A rustle of wings from behind her, a squeeze from the powerful hands on her hips. “You’re tiring, Elena. Come inside.”

She held her position, though the feel of him—strong, dangerous, uncompromisingly masculine—against the sensitive surface of her wings made her want to shudder in ecstasy. “Do you think you have the right to give me orders now?”

The Archangel of New York, a creature so lethal that part of her feared him even now, lifted the hair off her nape, brushed his lips across her skin. “Of course. You are mine.” No hint of humor, nothing but stark possession.

“I don’t think you’ve quite got the hang of this true love thing.” He’d fed ambrosia into her mouth, changed her from mortal to immortal, given her wings—wings!—all because of love. For her, a hunter, a mortal . . . no longer mortal.

“Be that as it may, it’s time you return to bed.”

And then she was in his arms, though she had no memory of having released the railing—but she must have, because her hands were filling with blood again, her skin tight. It hurt. Even as she tried to ride out the slow, hot burn, Raphael carried her through the sliding doors and into the magnificent glass room that sat atop a fortress of marble and quartz, as solid and immoveable as the mountains around them.

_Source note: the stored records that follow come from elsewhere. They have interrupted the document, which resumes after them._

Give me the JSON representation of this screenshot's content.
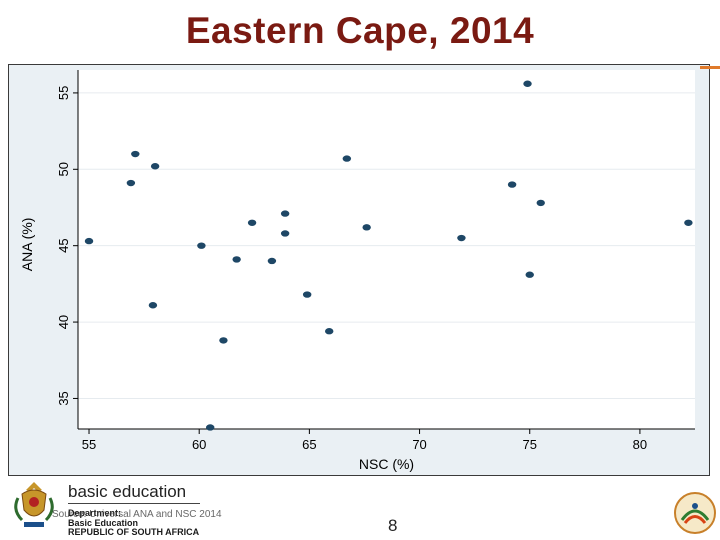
{
  "slide": {
    "title": "Eastern Cape, 2014",
    "page_number": "8",
    "source": "Source: Universal ANA and NSC 2014"
  },
  "footer": {
    "brand": "basic education",
    "dept_line1": "Department:",
    "dept_line2": "Basic Education",
    "dept_line3": "REPUBLIC OF SOUTH AFRICA"
  },
  "colors": {
    "title": "#7a1a12",
    "point": "#1e4766",
    "plot_bg": "#ffffff",
    "outer_bg": "#eaf0f4",
    "grid": "#e6ebef",
    "accent": "#e07a2a"
  },
  "chart_data": {
    "type": "scatter",
    "title": "",
    "xlabel": "NSC (%)",
    "ylabel": "ANA (%)",
    "xlim": [
      54.5,
      82.5
    ],
    "ylim": [
      33,
      56.5
    ],
    "xticks": [
      55,
      60,
      65,
      70,
      75,
      80
    ],
    "yticks": [
      35,
      40,
      45,
      50,
      55
    ],
    "grid": true,
    "points": [
      {
        "x": 55.0,
        "y": 45.3
      },
      {
        "x": 56.9,
        "y": 49.1
      },
      {
        "x": 57.1,
        "y": 51.0
      },
      {
        "x": 57.9,
        "y": 41.1
      },
      {
        "x": 58.0,
        "y": 50.2
      },
      {
        "x": 60.1,
        "y": 45.0
      },
      {
        "x": 60.5,
        "y": 33.1
      },
      {
        "x": 61.1,
        "y": 38.8
      },
      {
        "x": 61.7,
        "y": 44.1
      },
      {
        "x": 62.4,
        "y": 46.5
      },
      {
        "x": 63.3,
        "y": 44.0
      },
      {
        "x": 63.9,
        "y": 45.8
      },
      {
        "x": 63.9,
        "y": 47.1
      },
      {
        "x": 64.9,
        "y": 41.8
      },
      {
        "x": 65.9,
        "y": 39.4
      },
      {
        "x": 66.7,
        "y": 50.7
      },
      {
        "x": 67.6,
        "y": 46.2
      },
      {
        "x": 71.9,
        "y": 45.5
      },
      {
        "x": 74.2,
        "y": 49.0
      },
      {
        "x": 74.9,
        "y": 55.6
      },
      {
        "x": 75.0,
        "y": 43.1
      },
      {
        "x": 75.5,
        "y": 47.8
      },
      {
        "x": 82.2,
        "y": 46.5
      }
    ]
  }
}
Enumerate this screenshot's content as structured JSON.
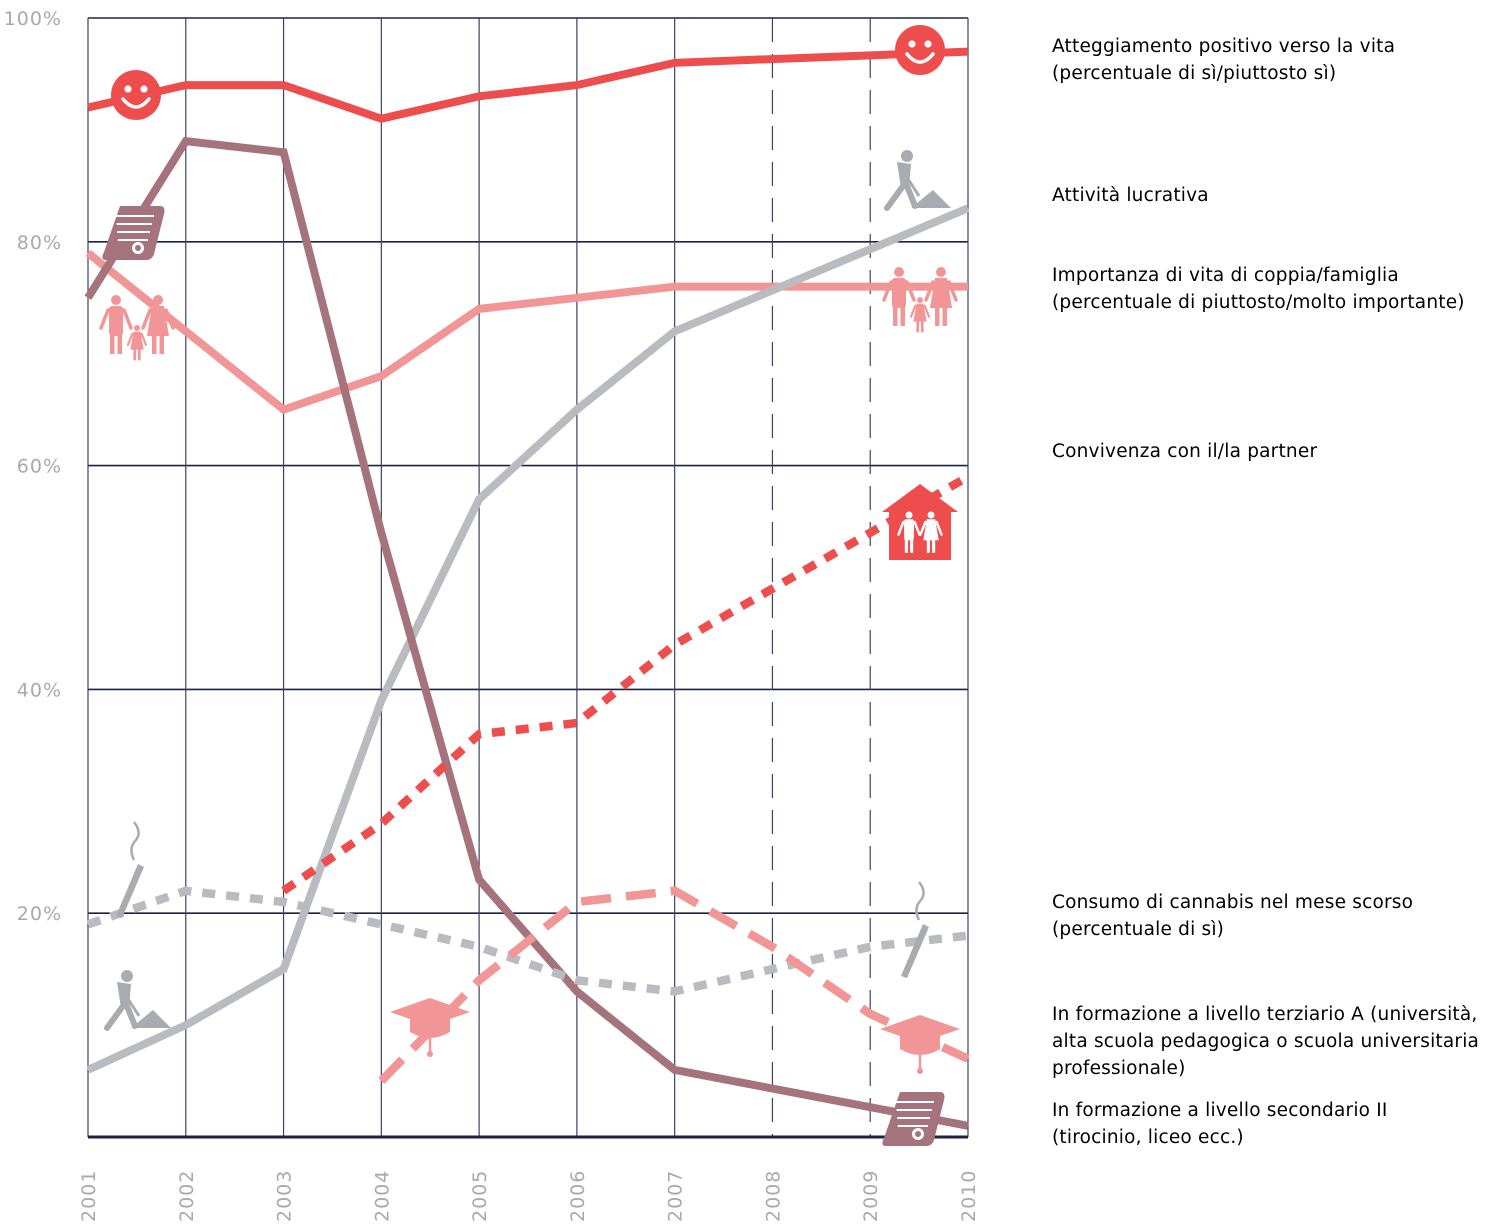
{
  "chart_data": {
    "type": "line",
    "x": [
      2001,
      2002,
      2003,
      2004,
      2005,
      2006,
      2007,
      2008,
      2009,
      2010
    ],
    "x_tick_labels": [
      "2001",
      "2002",
      "2003",
      "2004",
      "2005",
      "2006",
      "2007",
      "2008",
      "2009",
      "2010"
    ],
    "ylim": [
      0,
      100
    ],
    "y_ticks": [
      20,
      40,
      60,
      80,
      100
    ],
    "y_tick_labels": [
      "20%",
      "40%",
      "60%",
      "80%",
      "100%"
    ],
    "grid": true,
    "dashed_verticals_from": 2008,
    "legend_position": "right",
    "series": [
      {
        "key": "positive",
        "name": "Atteggiamento positivo verso la vita\n(percentuale di sì/piuttosto sì)",
        "color": "#ee4d4d",
        "style": "solid",
        "icon": "smiley-icon",
        "points": [
          [
            2001,
            92
          ],
          [
            2002,
            94
          ],
          [
            2003,
            94
          ],
          [
            2004,
            91
          ],
          [
            2005,
            93
          ],
          [
            2006,
            94
          ],
          [
            2007,
            96
          ],
          [
            2010,
            97
          ]
        ]
      },
      {
        "key": "work",
        "name": "Attività lucrativa",
        "color": "#b9bbc1",
        "style": "solid",
        "icon": "worker-icon",
        "points": [
          [
            2001,
            6
          ],
          [
            2002,
            10
          ],
          [
            2003,
            15
          ],
          [
            2004,
            39
          ],
          [
            2005,
            57
          ],
          [
            2006,
            65
          ],
          [
            2007,
            72
          ],
          [
            2010,
            83
          ]
        ]
      },
      {
        "key": "family",
        "name": "Importanza di vita di coppia/famiglia\n(percentuale di piuttosto/molto importante)",
        "color": "#f29596",
        "style": "solid",
        "icon": "family-icon",
        "points": [
          [
            2001,
            79
          ],
          [
            2002,
            72
          ],
          [
            2003,
            65
          ],
          [
            2004,
            68
          ],
          [
            2005,
            74
          ],
          [
            2006,
            75
          ],
          [
            2007,
            76
          ],
          [
            2010,
            76
          ]
        ]
      },
      {
        "key": "cohab",
        "name": "Convivenza con il/la partner",
        "color": "#ee4d4d",
        "style": "dotted",
        "icon": "couple-house-icon",
        "points": [
          [
            2003,
            22
          ],
          [
            2004,
            28
          ],
          [
            2005,
            36
          ],
          [
            2006,
            37
          ],
          [
            2007,
            44
          ],
          [
            2010,
            59
          ]
        ]
      },
      {
        "key": "cannabis",
        "name": "Consumo di cannabis nel mese scorso\n(percentuale di sì)",
        "color": "#b9bbc1",
        "style": "dotted",
        "icon": "joint-icon",
        "points": [
          [
            2001,
            19
          ],
          [
            2002,
            22
          ],
          [
            2003,
            21
          ],
          [
            2004,
            19
          ],
          [
            2005,
            17
          ],
          [
            2006,
            14
          ],
          [
            2007,
            13
          ],
          [
            2008,
            15
          ],
          [
            2009,
            17
          ],
          [
            2010,
            18
          ]
        ]
      },
      {
        "key": "tertiary",
        "name": "In formazione a livello terziario A (università,\nalta scuola pedagogica o scuola universitaria\nprofessionale)",
        "color": "#f29596",
        "style": "dashed",
        "icon": "graduation-cap-icon",
        "points": [
          [
            2004,
            5
          ],
          [
            2005,
            14
          ],
          [
            2006,
            21
          ],
          [
            2007,
            22
          ],
          [
            2008,
            17
          ],
          [
            2009,
            11
          ],
          [
            2010,
            7
          ]
        ]
      },
      {
        "key": "secondary",
        "name": "In formazione a livello secondario II\n(tirocinio, liceo ecc.)",
        "color": "#a5737b",
        "style": "solid",
        "icon": "diploma-icon",
        "points": [
          [
            2001,
            75
          ],
          [
            2002,
            89
          ],
          [
            2003,
            88
          ],
          [
            2004,
            54
          ],
          [
            2005,
            23
          ],
          [
            2006,
            13
          ],
          [
            2007,
            6
          ],
          [
            2010,
            1
          ]
        ]
      }
    ]
  },
  "colors": {
    "axis": "#1c2340",
    "grid": "#3b4263",
    "red": "#ee4d4d",
    "pink": "#f29596",
    "grey": "#b9bbc1",
    "mauve": "#a5737b"
  }
}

Fury arced through her bloodstream. “Out of my mind, Raphael!”

Why?

“Because, as I’ve told you more than once, I’m not your puppet.” She grit her teeth as he laid her on the cloud-soft bedding, the pillows lush. But the mattress held firm under her palms when she pulled herself up into a sitting position. “A lover”—God, she could still barely believe she’d gone and fallen for an archangel—“should be a partner, not a toy to manipulate.”

Cobalt eyes in a face that turned humans into slaves, that sweep of night-dark hair framing a face of perfect grace . . . and more than a little cruelty. “You’ve been awake exactly three days after spending a year in a coma,” he told her. “I’ve lived for more than a thousand years. You’re no more my equal now than you were before I Made you immortal.”

Anger was a wall of white noise in her ears. She wanted to shoot him as she’d done once before. Her mind cascaded with a waterfall of images on the heels of that thought—the wetly crimson spray of blood, a torn wing, Raphael’s eyes glazed with shock. No . . . she wouldn’t shoot him again, but he drove her to violence. “Then what am I?”